Data Protection & Privacy Policy

1. Compliance with Data Protection Laws

Both Parties agree to comply with all applicable data protection and privacy laws, including but not limited to:

  • UK General Data Protection Regulation (UK GDPR)

  • Data Protection Act 2018

  • Other relevant privacy regulations governing the collection, processing, and sharing of personal data

The Company shall ensure that all nutrition services, including data processing activities, comply with its internal data protection policies and governance framework.

2. Data Ownership & Processing Roles

  • The Company acts as the Data Controller for all personal data collected in relation to the Nutrition Services and is solely responsible for determining how that data is processed, stored, and used in accordance with its own data governance policies.

  • The Partner does not process or control any customer personal data related to Nutrition Services.

  • The Partner shall not have access to, store, or use personal data collected by the Company, unless explicitly required for agreed-upon reporting or operational purposes, and only in compliance with data protection laws.

3. Collection & Use of Personal Data

The Company shall collect, store, and process personal data solely for delivering Nutrition Services, including but not limited to:

  • Customer registration and service access.

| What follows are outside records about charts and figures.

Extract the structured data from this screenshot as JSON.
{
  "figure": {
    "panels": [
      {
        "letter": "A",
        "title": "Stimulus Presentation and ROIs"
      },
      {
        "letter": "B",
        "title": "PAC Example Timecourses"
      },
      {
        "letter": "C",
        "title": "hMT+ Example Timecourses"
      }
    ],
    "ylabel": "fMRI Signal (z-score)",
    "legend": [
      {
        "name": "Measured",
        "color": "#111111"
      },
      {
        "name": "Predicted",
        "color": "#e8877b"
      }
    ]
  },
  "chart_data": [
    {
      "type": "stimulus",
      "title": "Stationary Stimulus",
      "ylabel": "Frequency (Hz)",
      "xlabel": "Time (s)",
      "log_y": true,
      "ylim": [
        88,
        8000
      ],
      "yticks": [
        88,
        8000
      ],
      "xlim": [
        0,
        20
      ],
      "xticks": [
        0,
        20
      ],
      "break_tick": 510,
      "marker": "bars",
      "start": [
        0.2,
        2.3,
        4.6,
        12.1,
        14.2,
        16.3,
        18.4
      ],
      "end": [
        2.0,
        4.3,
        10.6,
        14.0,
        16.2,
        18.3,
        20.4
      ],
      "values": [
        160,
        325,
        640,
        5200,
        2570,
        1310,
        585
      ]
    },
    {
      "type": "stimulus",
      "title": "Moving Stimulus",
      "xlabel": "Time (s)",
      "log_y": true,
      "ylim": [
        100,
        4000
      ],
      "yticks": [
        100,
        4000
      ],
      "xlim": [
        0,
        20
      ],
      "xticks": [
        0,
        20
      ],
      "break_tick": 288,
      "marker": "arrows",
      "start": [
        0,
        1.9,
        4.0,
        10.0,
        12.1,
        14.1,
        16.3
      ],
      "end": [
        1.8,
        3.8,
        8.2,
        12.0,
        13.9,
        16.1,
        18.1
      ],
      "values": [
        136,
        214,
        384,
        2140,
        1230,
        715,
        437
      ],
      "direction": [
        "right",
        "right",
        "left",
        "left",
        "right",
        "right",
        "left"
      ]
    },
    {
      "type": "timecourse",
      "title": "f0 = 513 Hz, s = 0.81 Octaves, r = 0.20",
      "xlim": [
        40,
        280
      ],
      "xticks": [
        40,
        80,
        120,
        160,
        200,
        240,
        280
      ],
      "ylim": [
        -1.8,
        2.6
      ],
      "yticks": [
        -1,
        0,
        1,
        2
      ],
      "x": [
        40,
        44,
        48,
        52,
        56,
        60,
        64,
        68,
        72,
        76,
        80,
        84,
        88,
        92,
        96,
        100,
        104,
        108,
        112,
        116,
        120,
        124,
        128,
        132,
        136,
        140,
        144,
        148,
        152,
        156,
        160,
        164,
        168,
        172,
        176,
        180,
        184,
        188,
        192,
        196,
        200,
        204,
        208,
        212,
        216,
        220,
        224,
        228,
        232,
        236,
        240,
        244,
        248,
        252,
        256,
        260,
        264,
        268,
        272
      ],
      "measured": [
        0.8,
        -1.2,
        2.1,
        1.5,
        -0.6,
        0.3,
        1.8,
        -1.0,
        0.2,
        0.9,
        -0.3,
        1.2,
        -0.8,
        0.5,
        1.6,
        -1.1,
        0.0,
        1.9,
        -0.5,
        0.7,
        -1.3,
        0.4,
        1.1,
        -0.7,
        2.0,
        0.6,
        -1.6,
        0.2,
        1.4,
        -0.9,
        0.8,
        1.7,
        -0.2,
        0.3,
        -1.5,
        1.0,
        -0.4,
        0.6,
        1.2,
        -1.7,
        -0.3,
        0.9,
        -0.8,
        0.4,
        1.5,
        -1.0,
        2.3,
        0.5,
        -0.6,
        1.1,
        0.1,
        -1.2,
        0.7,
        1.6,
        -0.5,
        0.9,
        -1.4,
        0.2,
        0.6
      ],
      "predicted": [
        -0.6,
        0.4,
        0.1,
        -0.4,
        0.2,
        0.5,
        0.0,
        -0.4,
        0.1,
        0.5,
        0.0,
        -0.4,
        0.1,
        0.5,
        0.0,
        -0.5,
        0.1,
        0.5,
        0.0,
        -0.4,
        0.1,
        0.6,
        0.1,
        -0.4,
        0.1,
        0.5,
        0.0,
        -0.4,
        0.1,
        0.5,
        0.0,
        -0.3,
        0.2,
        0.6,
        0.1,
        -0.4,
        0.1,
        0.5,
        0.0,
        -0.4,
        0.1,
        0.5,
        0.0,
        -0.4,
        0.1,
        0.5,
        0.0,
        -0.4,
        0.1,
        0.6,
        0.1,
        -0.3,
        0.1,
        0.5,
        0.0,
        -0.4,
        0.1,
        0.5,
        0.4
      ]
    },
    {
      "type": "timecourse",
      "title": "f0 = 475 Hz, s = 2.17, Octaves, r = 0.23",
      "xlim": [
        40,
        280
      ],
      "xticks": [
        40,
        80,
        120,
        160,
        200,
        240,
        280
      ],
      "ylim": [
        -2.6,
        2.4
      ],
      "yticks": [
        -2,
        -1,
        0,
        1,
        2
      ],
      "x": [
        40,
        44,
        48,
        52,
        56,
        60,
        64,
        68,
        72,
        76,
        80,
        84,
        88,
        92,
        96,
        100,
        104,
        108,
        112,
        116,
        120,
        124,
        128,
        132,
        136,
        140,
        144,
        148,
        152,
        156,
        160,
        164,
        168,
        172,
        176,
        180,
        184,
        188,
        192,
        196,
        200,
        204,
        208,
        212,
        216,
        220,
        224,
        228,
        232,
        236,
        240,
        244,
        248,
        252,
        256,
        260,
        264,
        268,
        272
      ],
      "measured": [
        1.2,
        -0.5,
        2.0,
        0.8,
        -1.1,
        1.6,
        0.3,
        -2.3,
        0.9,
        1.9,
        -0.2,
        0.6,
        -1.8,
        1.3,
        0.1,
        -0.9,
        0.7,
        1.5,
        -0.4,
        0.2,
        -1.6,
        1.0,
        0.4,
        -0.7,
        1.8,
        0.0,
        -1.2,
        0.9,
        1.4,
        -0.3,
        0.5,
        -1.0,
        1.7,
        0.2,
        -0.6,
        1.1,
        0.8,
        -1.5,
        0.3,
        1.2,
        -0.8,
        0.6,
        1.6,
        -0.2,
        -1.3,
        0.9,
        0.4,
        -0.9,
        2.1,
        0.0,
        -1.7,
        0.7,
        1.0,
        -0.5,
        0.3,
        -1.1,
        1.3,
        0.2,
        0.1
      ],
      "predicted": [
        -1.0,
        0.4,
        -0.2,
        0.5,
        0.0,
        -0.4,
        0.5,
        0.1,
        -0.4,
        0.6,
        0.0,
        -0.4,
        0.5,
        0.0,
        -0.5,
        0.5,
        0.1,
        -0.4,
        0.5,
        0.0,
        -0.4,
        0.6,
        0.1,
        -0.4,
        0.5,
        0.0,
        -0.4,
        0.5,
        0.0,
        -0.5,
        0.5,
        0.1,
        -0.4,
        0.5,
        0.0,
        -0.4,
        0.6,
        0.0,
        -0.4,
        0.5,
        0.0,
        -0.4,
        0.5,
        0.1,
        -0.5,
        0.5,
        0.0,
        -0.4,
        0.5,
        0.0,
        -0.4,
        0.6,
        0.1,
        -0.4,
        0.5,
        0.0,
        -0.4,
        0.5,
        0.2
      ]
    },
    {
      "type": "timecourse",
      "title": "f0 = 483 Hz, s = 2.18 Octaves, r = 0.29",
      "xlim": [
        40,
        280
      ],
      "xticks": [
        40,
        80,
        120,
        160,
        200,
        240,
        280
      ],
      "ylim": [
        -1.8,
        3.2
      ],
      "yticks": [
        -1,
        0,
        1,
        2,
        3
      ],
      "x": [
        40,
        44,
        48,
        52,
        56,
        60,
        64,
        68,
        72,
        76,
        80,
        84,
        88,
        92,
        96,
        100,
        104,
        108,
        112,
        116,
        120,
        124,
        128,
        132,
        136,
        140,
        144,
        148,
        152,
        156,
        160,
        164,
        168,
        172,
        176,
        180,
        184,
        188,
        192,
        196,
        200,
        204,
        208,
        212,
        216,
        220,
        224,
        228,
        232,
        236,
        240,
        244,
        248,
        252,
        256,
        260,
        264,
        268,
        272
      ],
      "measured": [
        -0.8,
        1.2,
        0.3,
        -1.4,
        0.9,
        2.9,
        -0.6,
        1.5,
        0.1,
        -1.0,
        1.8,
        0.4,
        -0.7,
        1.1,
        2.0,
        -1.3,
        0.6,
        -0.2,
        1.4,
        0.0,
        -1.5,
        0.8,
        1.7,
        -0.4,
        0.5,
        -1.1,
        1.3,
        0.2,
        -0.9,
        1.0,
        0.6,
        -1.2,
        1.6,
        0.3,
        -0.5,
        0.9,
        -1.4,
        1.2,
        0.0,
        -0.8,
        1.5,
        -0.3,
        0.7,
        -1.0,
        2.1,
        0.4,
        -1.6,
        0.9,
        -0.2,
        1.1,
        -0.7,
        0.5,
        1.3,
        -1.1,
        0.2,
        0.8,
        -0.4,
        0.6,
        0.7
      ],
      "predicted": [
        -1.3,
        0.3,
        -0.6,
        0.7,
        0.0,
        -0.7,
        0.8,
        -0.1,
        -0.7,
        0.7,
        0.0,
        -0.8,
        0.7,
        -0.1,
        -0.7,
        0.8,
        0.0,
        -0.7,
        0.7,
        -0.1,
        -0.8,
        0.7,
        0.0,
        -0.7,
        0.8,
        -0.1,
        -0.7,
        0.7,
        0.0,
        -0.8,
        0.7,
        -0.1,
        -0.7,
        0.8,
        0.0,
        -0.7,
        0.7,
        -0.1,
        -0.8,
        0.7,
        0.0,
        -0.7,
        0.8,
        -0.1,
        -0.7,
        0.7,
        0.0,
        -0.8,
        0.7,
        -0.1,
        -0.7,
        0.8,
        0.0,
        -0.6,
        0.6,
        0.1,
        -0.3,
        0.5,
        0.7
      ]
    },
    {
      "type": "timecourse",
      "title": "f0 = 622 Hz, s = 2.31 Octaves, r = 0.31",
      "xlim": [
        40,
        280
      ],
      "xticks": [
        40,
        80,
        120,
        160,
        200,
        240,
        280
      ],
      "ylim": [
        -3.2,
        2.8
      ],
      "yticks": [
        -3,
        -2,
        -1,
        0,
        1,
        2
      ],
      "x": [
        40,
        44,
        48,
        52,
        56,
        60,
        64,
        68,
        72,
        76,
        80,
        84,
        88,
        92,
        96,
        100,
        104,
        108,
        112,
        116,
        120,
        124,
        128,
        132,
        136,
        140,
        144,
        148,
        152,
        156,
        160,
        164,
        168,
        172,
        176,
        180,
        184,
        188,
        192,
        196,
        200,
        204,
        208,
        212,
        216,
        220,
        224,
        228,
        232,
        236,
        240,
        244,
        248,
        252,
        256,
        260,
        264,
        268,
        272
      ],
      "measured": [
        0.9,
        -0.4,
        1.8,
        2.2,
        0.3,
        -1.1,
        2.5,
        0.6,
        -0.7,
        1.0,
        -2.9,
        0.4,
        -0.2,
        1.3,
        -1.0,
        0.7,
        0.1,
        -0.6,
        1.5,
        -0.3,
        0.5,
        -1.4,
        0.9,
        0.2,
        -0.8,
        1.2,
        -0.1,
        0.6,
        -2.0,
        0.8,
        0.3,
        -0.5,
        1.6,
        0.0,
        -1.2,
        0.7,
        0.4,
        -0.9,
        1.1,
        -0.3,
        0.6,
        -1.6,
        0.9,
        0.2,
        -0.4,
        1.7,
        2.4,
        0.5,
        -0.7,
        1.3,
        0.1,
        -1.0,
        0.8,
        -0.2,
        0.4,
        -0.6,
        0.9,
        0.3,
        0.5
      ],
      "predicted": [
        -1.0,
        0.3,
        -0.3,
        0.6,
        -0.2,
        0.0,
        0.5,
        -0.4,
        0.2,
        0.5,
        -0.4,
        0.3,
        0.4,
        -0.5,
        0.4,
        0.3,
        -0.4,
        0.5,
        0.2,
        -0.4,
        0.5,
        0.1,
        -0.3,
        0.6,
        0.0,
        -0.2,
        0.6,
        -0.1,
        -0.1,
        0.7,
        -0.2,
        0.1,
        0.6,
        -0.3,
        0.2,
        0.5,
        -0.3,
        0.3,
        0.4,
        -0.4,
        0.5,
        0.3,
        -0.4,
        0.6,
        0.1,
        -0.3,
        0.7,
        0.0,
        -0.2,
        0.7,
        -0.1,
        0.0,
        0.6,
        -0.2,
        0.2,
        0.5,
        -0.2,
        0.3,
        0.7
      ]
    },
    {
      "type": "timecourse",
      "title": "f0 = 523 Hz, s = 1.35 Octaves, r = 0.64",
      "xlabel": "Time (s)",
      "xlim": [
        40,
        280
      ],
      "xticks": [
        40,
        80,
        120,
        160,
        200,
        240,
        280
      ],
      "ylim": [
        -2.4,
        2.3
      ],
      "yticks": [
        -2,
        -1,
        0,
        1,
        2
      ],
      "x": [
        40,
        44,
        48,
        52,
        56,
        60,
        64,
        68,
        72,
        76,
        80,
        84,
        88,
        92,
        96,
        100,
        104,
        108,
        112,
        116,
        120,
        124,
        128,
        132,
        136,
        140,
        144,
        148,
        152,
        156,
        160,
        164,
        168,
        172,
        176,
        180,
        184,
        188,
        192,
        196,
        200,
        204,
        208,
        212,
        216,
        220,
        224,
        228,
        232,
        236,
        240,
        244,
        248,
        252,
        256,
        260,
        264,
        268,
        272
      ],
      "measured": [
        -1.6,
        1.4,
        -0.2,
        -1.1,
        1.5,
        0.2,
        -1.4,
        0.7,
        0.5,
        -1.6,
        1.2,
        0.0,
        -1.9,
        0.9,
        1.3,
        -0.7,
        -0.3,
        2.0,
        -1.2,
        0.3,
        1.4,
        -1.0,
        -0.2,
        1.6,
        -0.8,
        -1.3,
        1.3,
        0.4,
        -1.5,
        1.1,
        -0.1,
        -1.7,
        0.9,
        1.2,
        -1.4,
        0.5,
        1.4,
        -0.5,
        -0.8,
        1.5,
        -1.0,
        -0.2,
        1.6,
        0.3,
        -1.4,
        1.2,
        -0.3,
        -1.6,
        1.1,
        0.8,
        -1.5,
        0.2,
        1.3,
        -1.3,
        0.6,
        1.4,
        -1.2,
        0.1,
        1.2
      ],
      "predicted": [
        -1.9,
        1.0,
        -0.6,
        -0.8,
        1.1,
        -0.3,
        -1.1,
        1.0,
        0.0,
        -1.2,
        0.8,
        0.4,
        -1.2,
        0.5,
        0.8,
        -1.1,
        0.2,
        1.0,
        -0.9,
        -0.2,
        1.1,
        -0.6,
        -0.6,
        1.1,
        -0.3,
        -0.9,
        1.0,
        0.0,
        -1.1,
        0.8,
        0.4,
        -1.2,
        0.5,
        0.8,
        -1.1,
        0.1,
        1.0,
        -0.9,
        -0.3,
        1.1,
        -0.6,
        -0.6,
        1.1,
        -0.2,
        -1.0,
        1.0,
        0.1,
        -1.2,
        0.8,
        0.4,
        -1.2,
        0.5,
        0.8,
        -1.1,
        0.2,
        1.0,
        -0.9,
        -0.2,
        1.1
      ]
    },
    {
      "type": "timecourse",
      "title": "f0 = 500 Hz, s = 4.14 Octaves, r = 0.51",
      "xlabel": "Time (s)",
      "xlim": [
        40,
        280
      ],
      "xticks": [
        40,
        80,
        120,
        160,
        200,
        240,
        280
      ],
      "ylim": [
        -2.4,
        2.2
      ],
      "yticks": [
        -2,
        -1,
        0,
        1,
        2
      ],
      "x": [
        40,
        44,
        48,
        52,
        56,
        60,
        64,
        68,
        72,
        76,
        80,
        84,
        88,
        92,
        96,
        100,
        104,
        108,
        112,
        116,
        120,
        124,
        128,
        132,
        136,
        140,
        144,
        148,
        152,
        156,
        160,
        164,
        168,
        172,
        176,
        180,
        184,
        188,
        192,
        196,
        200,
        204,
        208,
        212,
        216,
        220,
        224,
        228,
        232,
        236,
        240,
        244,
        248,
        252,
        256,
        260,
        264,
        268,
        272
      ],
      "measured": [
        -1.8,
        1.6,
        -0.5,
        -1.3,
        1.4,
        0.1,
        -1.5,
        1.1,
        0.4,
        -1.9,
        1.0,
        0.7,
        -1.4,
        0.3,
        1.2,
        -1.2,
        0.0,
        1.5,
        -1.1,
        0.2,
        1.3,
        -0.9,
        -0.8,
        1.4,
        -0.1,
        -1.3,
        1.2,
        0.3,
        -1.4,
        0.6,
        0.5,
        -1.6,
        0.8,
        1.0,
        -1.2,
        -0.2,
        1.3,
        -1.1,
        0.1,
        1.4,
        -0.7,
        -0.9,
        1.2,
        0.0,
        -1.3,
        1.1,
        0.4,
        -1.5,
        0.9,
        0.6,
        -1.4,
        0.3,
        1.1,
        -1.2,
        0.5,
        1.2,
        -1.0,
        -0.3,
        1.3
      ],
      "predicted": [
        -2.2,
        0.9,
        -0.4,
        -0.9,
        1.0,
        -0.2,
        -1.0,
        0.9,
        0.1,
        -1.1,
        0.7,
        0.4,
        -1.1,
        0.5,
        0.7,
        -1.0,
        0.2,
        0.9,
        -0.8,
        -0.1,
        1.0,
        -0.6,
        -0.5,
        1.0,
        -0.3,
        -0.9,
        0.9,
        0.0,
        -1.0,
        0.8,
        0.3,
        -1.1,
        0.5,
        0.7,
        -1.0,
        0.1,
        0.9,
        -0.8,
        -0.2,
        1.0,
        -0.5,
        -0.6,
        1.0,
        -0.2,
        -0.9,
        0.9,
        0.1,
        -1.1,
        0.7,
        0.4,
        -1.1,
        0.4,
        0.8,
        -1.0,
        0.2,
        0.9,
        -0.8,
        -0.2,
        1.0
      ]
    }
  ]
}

  • Personalized nutrition coaching, health recommendations, and support.

  • Customer engagement, program participation, and usage tracking.

  • Service optimization and analytics (aggregated and anonymized where applicable).

The Company shall ensure that all personal data is processed lawfully, fairly, and transparently, in line with its privacy policies.

4. Customer Consent & Transparency

  • The Company shall obtain all necessary customer consents for data collection, processing, and usage before delivering Nutrition Services.

  • The Company shall provide a clear privacy notice to customers explaining:

    • What personal data is collected.

    • How it is used and processed.

    • The customer’s rights under applicable privacy laws.

    • How they can withdraw consent or request data deletion.

  • The Partner is not responsible for obtaining or managing customer consent, as the Company directly governs all data-related interactions with customers.

5. Data Security & Protection Measures

The Company shall implement appropriate technical and organizational measures to protect personal data, including:

  • Encryption and secure storage of sensitive data.

  • Access control and authentication mechanisms to prevent unauthorized access.

  • Regular security audits and compliance checks to mitigate risks.

  • Incident response protocols to handle data breaches effectively.

The Company shall ensure that all employees, agents, or third-party service providers handling personal data are bound by strict confidentiality agreements and adhere to security best practices.

6. Data Sharing & Transfers

  • The Company shall not share personal data with the Partner, except where explicitly required for service reporting, operational analytics, or regulatory compliance.

  • If any data sharing occurs, it must:

    • Be limited to the minimum necessary information.

    • Follow secure data transfer mechanisms.

    • Comply with all applicable data protection regulations.

  • If personal data needs to be transferred outside the UK or EEA, the Company shall ensure appropriate safeguards are in place, such as Standard Contractual Clauses (SCCs) or other approved mechanisms.

7. Data Retention & Deletion

  • The Company shall retain personal data only for as long as necessary to fulfill its contractual and legal obligations.

  • Upon termination of services or when the data is no longer required, the Company shall securely delete or anonymize the data in accordance with its data retention policy.

  • Customers shall have the right to request access, correction, deletion, or restriction of their personal data, which the Company will handle per its internal privacy policy.

8. Data Breach Notification & Liability

  • In the event of a personal data breach affecting customers, the Company shall:

    • Notify relevant authorities within 72 hours (if legally required).

    • Inform affected individuals if the breach poses a significant risk to their rights.

    • Take immediate corrective action to mitigate risks.

  • The Company shall be solely responsible for any regulatory fines, penalties, or liabilities resulting from non-compliance with data protection laws related to Nutrition Services.

9. Audit Rights & Compliance Monitoring

  • The Company shall maintain detailed records of data processing activities.

  • The Partner may request limited audits or compliance reports to confirm the Company’s adherence to applicable data protection laws, provided such requests are reasonable and do not compromise security.

10. Governing Policies & Updates

  • The Company’s Data Protection & Privacy Policy shall govern all customer data collection and processing.

  • Any updates to data protection laws that materially impact this Agreement shall be discussed and mutually agreed upon before implementation.